Natalie Van Coevorden Aiming For Happy Home Coming At Mooloolaba With Sights Set On Birmingham

After 21 months abroad Natalie Van Coevorden will return to racing on this Sunday and she hopes it will forge a pathway towards the Comm Games and 2024 Olympics.

Natalie Van Coevorden Aiming For Happy Home Coming At Mooloolaba With Sights Set On Birmingham

Van Coevorden will make her first appearance in the Mooloolaba 2022 Oceania Triathlon Cup – where she last raced back in March 2020.

The 29-year-old reunited recently with her family in Campbelltown,  south west of Sydney and she now has her immediate sights set on the 2022 Birmingham Commonwealth Games and her longer term goal to fulfill her Olympic dream.

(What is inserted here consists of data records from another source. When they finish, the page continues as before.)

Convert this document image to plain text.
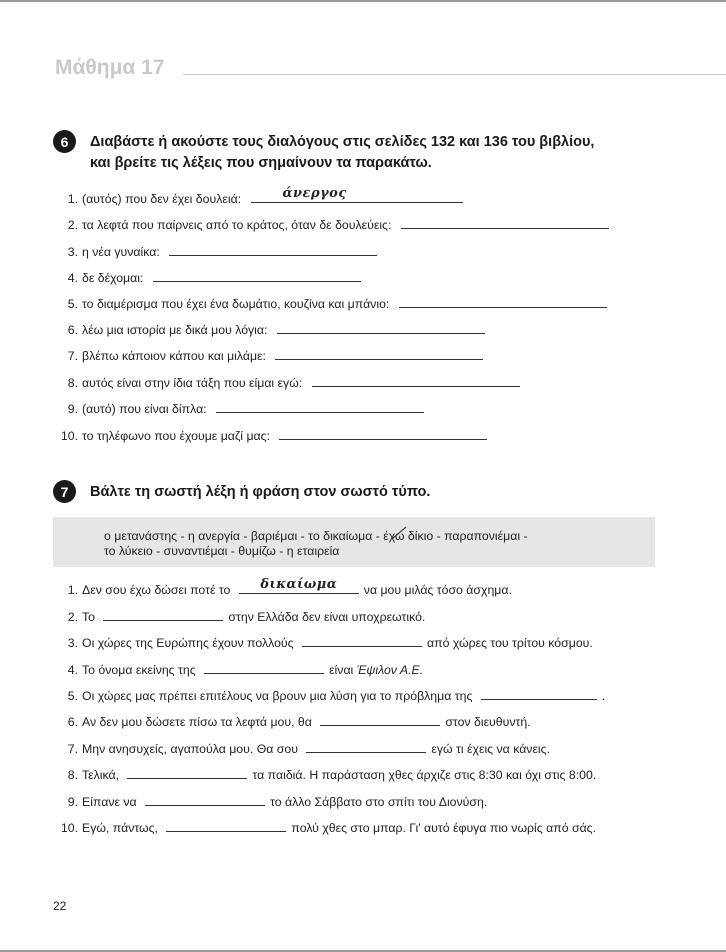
Μάθημα 17
6	Διαβάστε ή ακούστε τους διαλόγους στις σελίδες 132 και 136 του βιβλίου,
και βρείτε τις λέξεις που σημαίνουν τα παρακάτω.
1. (αυτός) που δεν έχει δουλειά:	άνεργος
2. τα λεφτά που παίρνεις από το κράτος, όταν δε δουλεύεις:
3. η νέα γυναίκα:
4. δε δέχομαι:
5. το διαμέρισμα που έχει ένα δωμάτιο, κουζίνα και μπάνιο:
6. λέω μια ιστορία με δικά μου λόγια:
7. βλέπω κάποιον κάπου και μιλάμε:
8. αυτός είναι στην ίδια τάξη που είμαι εγώ:
9. (αυτό) που είναι δίπλα:
10. το τηλέφωνο που έχουμε μαζί μας:
7	Βάλτε τη σωστή λέξη ή φράση στον σωστό τύπο.
ο μετανάστης - η ανεργία - βαριέμαι - το δικαίωμα - έχω δίκιο - παραπονιέμαι -
το λύκειο - συναντιέμαι - θυμίζω - η εταιρεία
1. Δεν σου έχω δώσει ποτέ το	δικαίωμα	να μου μιλάς τόσο άσχημα.
2. Το	στην Ελλάδα δεν είναι υποχρεωτικό.
3. Οι χώρες της Ευρώπης έχουν πολλούς	από χώρες του τρίτου κόσμου.
4. Το όνομα εκείνης της	είναι Έψιλον Α.Ε.
5. Οι χώρες μας πρέπει επιτέλους να βρουν μια λύση για το πρόβλημα της	.
6. Αν δεν μου δώσετε πίσω τα λεφτά μου, θα	στον διευθυντή.
7. Μην ανησυχείς, αγαπούλα μου. Θα σου	εγώ τι έχεις να κάνεις.
8. Τελικά,	τα παιδιά. Η παράσταση χθες άρχιζε στις 8:30 και όχι στις 8:00.
9. Είπανε να	το άλλο Σάββατο στο σπίτι του Διονύση.
10. Εγώ, πάντως,	πολύ χθες στο μπαρ. Γι' αυτό έφυγα πιο νωρίς από σάς.
22
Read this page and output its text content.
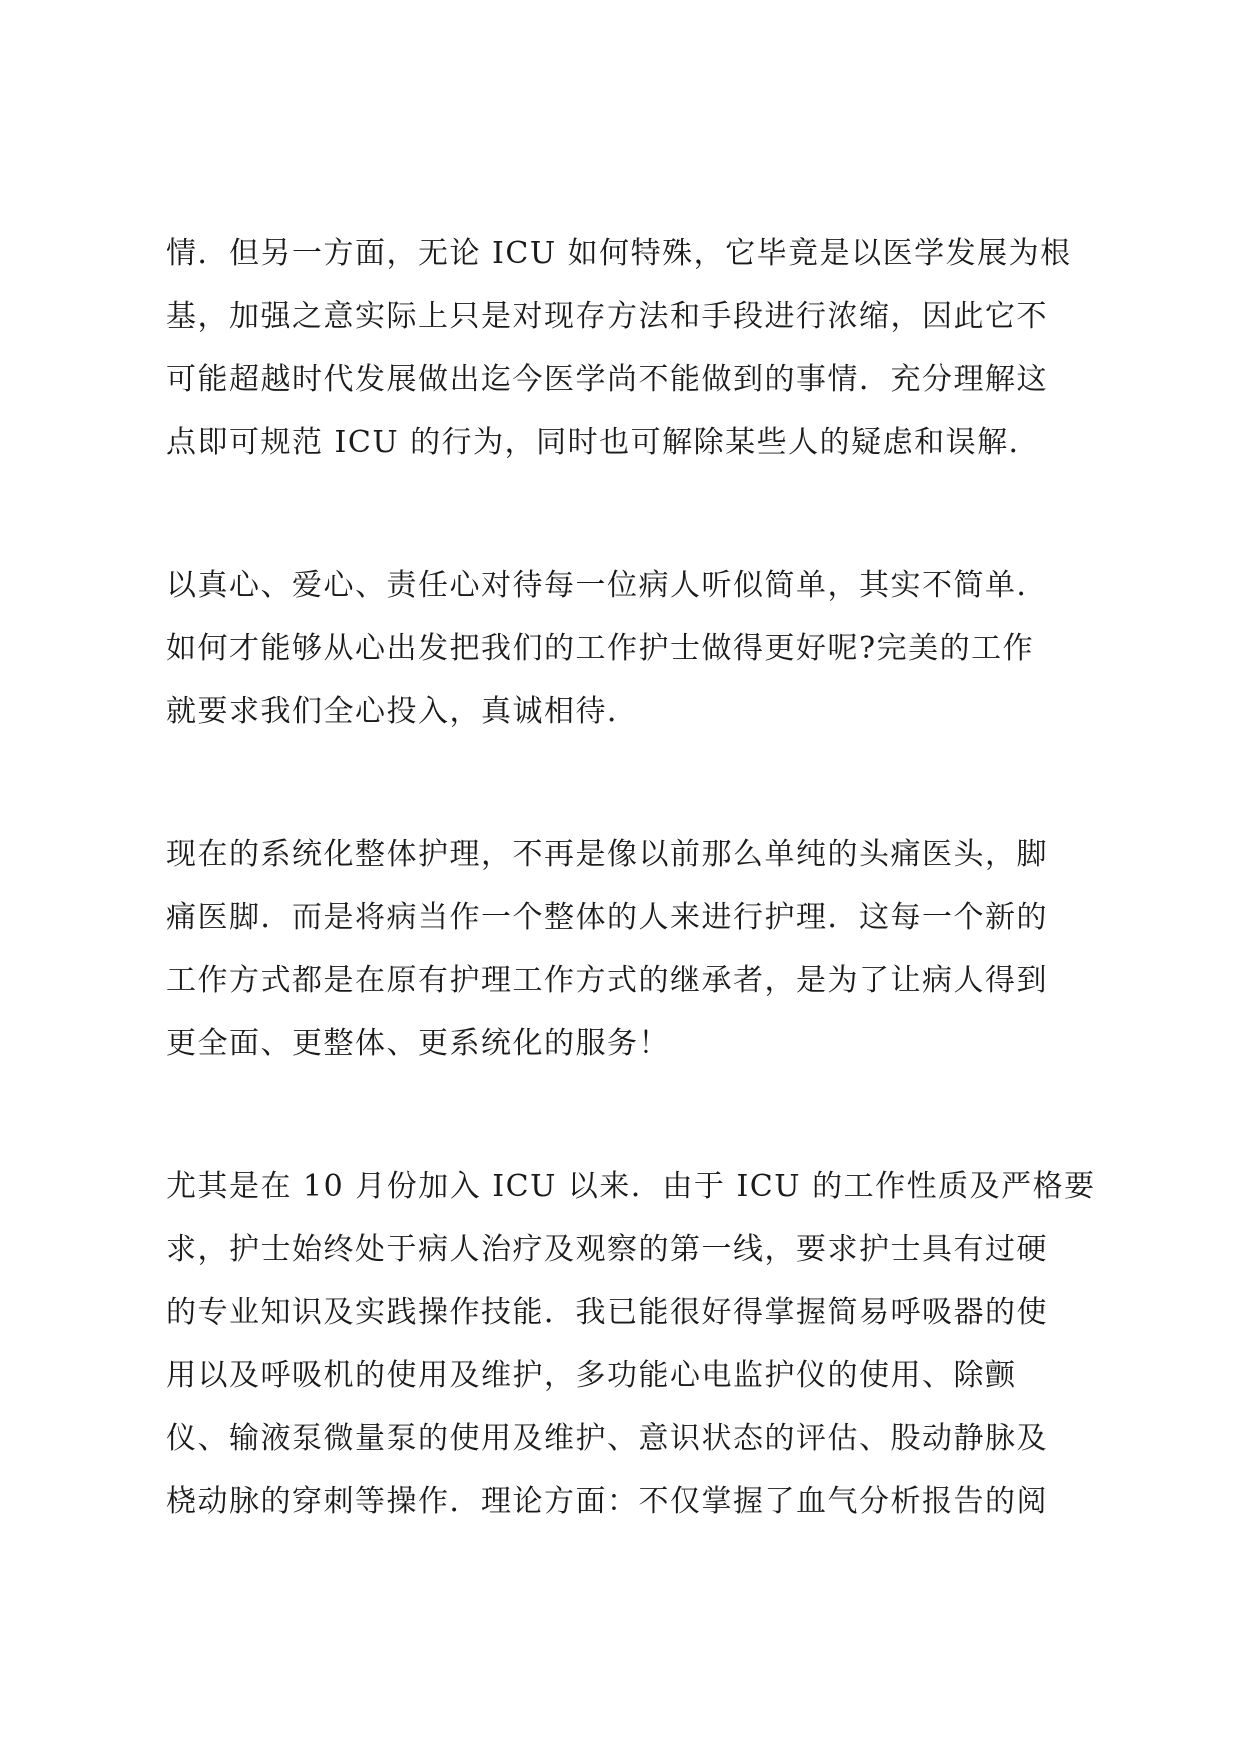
情．但另一方面，无论 ICU 如何特殊，它毕竟是以医学发展为根
基，加强之意实际上只是对现存方法和手段进行浓缩，因此它不
可能超越时代发展做出迄今医学尚不能做到的事情．充分理解这
点即可规范 ICU 的行为，同时也可解除某些人的疑虑和误解．
以真心、爱心、责任心对待每一位病人听似简单，其实不简单．
如何才能够从心出发把我们的工作护士做得更好呢?完美的工作
就要求我们全心投入，真诚相待．
现在的系统化整体护理，不再是像以前那么单纯的头痛医头，脚
痛医脚．而是将病当作一个整体的人来进行护理．这每一个新的
工作方式都是在原有护理工作方式的继承者，是为了让病人得到
更全面、更整体、更系统化的服务！
尤其是在 10 月份加入 ICU 以来．由于 ICU 的工作性质及严格要
求，护士始终处于病人治疗及观察的第一线，要求护士具有过硬
的专业知识及实践操作技能．我已能很好得掌握简易呼吸器的使
用以及呼吸机的使用及维护，多功能心电监护仪的使用、除颤
仪、输液泵微量泵的使用及维护、意识状态的评估、股动静脉及
桡动脉的穿刺等操作．理论方面：不仅掌握了血气分析报告的阅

Birmingham being the perfect stepping stone she says for an Olympic debut in the City of Light – with Paris a second home for Van Coevorden who has spent the past eight years with her French club team Poissy Triathlon.

“Last year was pretty rocky for me with highs and lows but this weekend in Mooloolaba is a good opportunity to race for myself,” said Van Coevorden.

“I’m going to try prove to myself that I still have what I knew I had last year.

“I didn’t make the (Olympic) team so it would be really nice to qualify for a major Games in 2022 (in Birmingham) and that’s obviously a really good stepping stone leading into Paris in 2024.

“The Commonwealth Games is a really good milestone midway before Paris in a shortened cycle and gives me another goal to hit, even though there are plenty more goals along the way.

“You can never complain about making a major Games team for Birmingham …. it’s going to be a big few years and hopefully this year can be the start of  those years for me.”

Selection on the team for Paris would be another special “home coming” for Van Coevorden and her French Connection.

“My French team is close to Paris, just 40 minutes away and I always think like that’s my home,” said Van Coevorden, who trains in Portugal and Spain and has a partner in Hamburg.

“I have raced over there and been part of that team in Poissy for the past eight years so it would also feel like another home race for me.

“It will be pretty exciting to stage the Olympics in such a beautiful city and it will be a really cool Games to be a part of.

Van Coevorden will also be re-united this weekend with her former long-time friend and training partner Charlotte McShane when she lines up in the Mooloolaba Standard Distance Oceania Cup (1.5km swim; 40km bike; 10km run).

And the two senior elites of Australian triathlon will face a host of youngsters determined to keep them honest, including last month’s Devonport winner Matilda Offord, alongside Emma Hogan, Jessica Ewart-McTigue, Milan Agnew and Georgie Fredricks who all have their eyes on automatic section for the Under 23 World Championship Team for Abu Dhabi in November.

And it was the lure of the Commonwealth Games which saw Rio Olympian Ryan Fisher decide to have one final crack at World Triathlon racing before calling it quits.

He will return to Mooloolaba en-route to the Commonwealth Games selection races on the Gold Coast and Yokohama.

“The Commonwealth Games is the one major I haven’t done – I went to the Olympics in Rio and I’ve been to World Championships so the Commonwealth’s is one last thing I’d like to do in triathlon,” said 30-year-old Fisher, hampered by a stress fracture last year and who has not raced in an WT race for over two years.

“Outside the Olympics is the next biggest thing and in triathlon two of the three podium finishers from Tokyo, Alex Yee (England) and Hayden Wilde (New Zealand) are Commonwealth athletes and throw in the Aussies, the other Brits, Kiwis and Canadians and it’s red hot.

“If you do well there then you know you are on track to do well come Paris; in triathlon it’s competitive, so it’s a good one to be able to do.

“For me Sunday will be like turning the clock back 10 years – it has been so long since I have been to an WT race and be actually ready to race – I’m here now to try and do something for myself.

“And to find out where my conditioning really is. As everyone knows you can train the house down but unless you can do something in a race no one really cares, so I need to get a gauge of where I’m at.

“And I’m fully aware that the sport has revolutionised realistically every year in the last few years and it seems to be considerably different in the way races are raced and won.

“I don’t want to be naïve to the thought that it’s going to be the same as it was the last time I was racing World Series and World Cups because I really don’t think it is.”

And like Van Coevorden, Fisher knows that there will be young bloods out to make a name for themselves, led by former Mooloolaba Cup winner and 2018 Commonwealth Games rep Luke Willian and a hungry group of Under 23s Luke Bate, Lorcan Redmond and Sydney’s twin turbo brothers Luke Schofield and Jayden Schofield who also have their sights on the U23 World Champion selection.